Across Canada, countless older neighbourhoods do not attract the same level of demand, walkability, or community activity. Many consist primarily of single-detached homes on large lots, separated from shops, services, employment areas, and community amenities. While these neighbourhoods often provide stability and quiet residential streets, they can also limit housing choice, reduce opportunities for daily interaction, and make residents more dependent on automobiles for everyday activities. 


A residential neighbourhood with single-detached homes and limited housing choice.
A residential neighbourhood with single-detached homes and limited housing choice.

The difference is not in when they were built. It’s how they were built. 


Canada's most desirable neighbourhoods were shaped by a pattern of development that brought people, housing, businesses, parks, and services together. They evolved with a mix of housing types and enough residents to support local amenities and transportation options. 


A multi-unit home in the Glebe, Ottawa, that fits in more units in a low-rise neighbourhood, close to shops and local amenities.
A multi-unit home in the Glebe, Ottawa, that fits in more units in a low-rise neighbourhood, close to shops and local amenities.

In contrast, many neighbourhoods were designed around a single housing type and lower residential densities. While these communities continue to play an important role in Canada's housing system, they often lack the critical mass needed to support walkability, transit service, local businesses, and community life that characterizes many of the country's most sought-after neighbourhoods. 


A neighbourhood designed around the single-family home.
A neighbourhood designed around the single-family home.

The lesson is not that every neighbourhood should look the same. 

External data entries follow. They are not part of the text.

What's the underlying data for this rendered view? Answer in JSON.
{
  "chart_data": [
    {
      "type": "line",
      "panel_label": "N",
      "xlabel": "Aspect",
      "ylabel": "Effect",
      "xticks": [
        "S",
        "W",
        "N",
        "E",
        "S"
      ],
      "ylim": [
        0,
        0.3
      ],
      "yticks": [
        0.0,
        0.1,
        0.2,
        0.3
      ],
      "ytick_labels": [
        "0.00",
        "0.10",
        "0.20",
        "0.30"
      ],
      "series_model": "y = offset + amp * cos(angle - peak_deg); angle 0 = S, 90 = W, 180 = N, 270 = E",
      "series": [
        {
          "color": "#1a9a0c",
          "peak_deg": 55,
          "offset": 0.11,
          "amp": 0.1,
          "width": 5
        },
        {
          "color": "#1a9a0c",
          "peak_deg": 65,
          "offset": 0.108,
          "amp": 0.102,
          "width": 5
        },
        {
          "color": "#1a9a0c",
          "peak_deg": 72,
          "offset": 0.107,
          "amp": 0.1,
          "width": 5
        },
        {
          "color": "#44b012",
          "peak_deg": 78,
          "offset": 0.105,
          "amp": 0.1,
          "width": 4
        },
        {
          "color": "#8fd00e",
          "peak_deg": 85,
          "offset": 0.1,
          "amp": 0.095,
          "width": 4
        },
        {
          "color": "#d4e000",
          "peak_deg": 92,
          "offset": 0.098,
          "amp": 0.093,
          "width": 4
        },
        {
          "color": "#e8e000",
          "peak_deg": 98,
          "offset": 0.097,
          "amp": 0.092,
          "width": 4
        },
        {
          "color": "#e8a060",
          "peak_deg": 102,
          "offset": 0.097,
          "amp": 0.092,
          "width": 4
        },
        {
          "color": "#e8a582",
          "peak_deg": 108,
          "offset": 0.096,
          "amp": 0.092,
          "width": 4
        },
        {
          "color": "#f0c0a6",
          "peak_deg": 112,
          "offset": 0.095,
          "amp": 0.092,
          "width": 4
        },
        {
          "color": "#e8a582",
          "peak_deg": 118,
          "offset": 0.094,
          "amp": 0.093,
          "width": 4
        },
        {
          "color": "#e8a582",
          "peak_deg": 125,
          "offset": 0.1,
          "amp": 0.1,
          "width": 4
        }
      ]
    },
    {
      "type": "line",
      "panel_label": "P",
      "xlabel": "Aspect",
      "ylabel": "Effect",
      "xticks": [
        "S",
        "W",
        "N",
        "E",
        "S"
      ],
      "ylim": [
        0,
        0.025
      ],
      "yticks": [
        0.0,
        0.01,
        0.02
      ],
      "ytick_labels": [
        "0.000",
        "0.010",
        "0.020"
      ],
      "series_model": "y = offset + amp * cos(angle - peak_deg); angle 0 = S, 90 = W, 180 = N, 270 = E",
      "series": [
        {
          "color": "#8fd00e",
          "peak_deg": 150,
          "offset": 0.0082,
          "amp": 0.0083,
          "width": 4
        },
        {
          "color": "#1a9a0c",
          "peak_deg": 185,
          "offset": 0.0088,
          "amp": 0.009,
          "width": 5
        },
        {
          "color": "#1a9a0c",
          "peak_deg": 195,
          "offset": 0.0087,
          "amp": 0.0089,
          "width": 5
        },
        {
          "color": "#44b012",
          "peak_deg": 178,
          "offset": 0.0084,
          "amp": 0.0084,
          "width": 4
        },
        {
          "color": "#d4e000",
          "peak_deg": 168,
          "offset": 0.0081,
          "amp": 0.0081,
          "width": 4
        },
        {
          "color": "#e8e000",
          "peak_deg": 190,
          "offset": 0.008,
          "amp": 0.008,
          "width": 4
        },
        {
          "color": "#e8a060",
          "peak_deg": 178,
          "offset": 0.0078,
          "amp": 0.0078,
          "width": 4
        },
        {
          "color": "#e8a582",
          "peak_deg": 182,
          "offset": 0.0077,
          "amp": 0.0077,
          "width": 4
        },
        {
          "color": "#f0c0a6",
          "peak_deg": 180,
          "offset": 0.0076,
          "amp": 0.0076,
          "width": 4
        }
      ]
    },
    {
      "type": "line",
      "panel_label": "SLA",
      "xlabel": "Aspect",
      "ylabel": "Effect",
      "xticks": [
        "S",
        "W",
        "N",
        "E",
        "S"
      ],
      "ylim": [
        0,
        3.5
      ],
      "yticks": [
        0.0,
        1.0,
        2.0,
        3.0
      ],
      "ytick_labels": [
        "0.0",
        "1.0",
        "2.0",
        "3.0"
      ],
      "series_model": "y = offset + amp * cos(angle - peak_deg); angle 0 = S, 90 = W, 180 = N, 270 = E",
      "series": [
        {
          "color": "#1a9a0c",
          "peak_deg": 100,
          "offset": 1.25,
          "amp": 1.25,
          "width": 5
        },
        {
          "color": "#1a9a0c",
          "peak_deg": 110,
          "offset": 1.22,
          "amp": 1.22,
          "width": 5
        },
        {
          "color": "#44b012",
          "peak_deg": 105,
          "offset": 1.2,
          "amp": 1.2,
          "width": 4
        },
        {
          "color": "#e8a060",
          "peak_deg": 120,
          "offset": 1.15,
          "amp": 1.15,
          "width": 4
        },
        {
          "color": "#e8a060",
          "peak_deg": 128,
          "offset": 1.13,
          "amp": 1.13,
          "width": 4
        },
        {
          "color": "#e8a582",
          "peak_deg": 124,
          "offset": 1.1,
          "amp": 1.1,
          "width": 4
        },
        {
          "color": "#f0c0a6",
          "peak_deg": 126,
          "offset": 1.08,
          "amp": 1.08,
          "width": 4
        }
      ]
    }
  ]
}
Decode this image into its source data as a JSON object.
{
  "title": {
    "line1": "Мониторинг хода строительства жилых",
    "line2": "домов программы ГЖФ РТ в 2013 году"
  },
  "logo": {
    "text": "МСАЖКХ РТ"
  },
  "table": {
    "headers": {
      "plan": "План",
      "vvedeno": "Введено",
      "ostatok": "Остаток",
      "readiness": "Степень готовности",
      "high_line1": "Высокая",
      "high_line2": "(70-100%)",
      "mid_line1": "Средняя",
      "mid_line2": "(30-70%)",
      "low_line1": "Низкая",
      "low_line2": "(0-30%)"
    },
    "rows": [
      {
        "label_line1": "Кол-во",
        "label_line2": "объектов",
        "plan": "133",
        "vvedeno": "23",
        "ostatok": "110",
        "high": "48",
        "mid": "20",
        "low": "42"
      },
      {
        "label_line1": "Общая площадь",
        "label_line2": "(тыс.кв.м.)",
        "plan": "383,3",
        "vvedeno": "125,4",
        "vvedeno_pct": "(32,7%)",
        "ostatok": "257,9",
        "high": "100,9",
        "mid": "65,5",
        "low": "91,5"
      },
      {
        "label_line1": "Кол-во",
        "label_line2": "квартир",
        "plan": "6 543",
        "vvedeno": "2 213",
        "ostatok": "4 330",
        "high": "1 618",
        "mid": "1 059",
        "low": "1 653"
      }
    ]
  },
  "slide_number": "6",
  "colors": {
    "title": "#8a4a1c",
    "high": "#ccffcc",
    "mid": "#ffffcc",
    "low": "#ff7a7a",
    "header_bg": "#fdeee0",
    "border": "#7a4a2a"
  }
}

It is that the qualities people value most—walkability, housing choice, local amenities, and community connection—are rarely created by accident. They emerge from a pattern of development that allows enough people to live close enough together to support them. 



The Blueprint Already Exists 


Canada's housing challenge is often framed as a search for new ideas. But when it comes to housing in great neighbourhoods, we already know what works. We can see it in the neighbourhoods we love and visit. 


Hintonburg, Ottawa.
Hintonburg, Ottawa.

These communities demonstrate that low-rise multi-unit housing can support walkability, transit, local businesses, housing choice, and strong communities while remaining human-scaled and deeply desirable. 


The Glebe, Ottawa.
The Glebe, Ottawa.

They show us that housing choice, community, and growth are not competing objectives. They are complementary ones. 


The challenge facing Canada is not discovering a new model but shifting our less desirable and fiscally unsustainable neighbourhoods to become thriving communities. 

Multi-unit low-rise housing.
Multi-unit low-rise housing.

If we want more affordable housing, stronger communities, and more sustainable growth, we should stop treating our favourite neighbourhoods as exceptions. 


We should start treating them as the blueprint.


Less desirable neighbourhoods can intensify to match the densities and diversity of housing in our favourite neighbourhoods by allowing new multi-unit buildings. People often respond to this suggestion with great concern. 


Old Montreal, Quebec.
Old Montreal, Quebec.

After all, when Canadians imagine their ideal neighbourhood, they are often imagining a place that already exists. 


The goal is not to replicate the Glebe, the Plateau, or Saint John's block by block. The goal is to allow more neighbourhoods to evolve toward the qualities that make those places so desirable: walkability, housing choice, local amenities, strong communities, and a sense of belonging.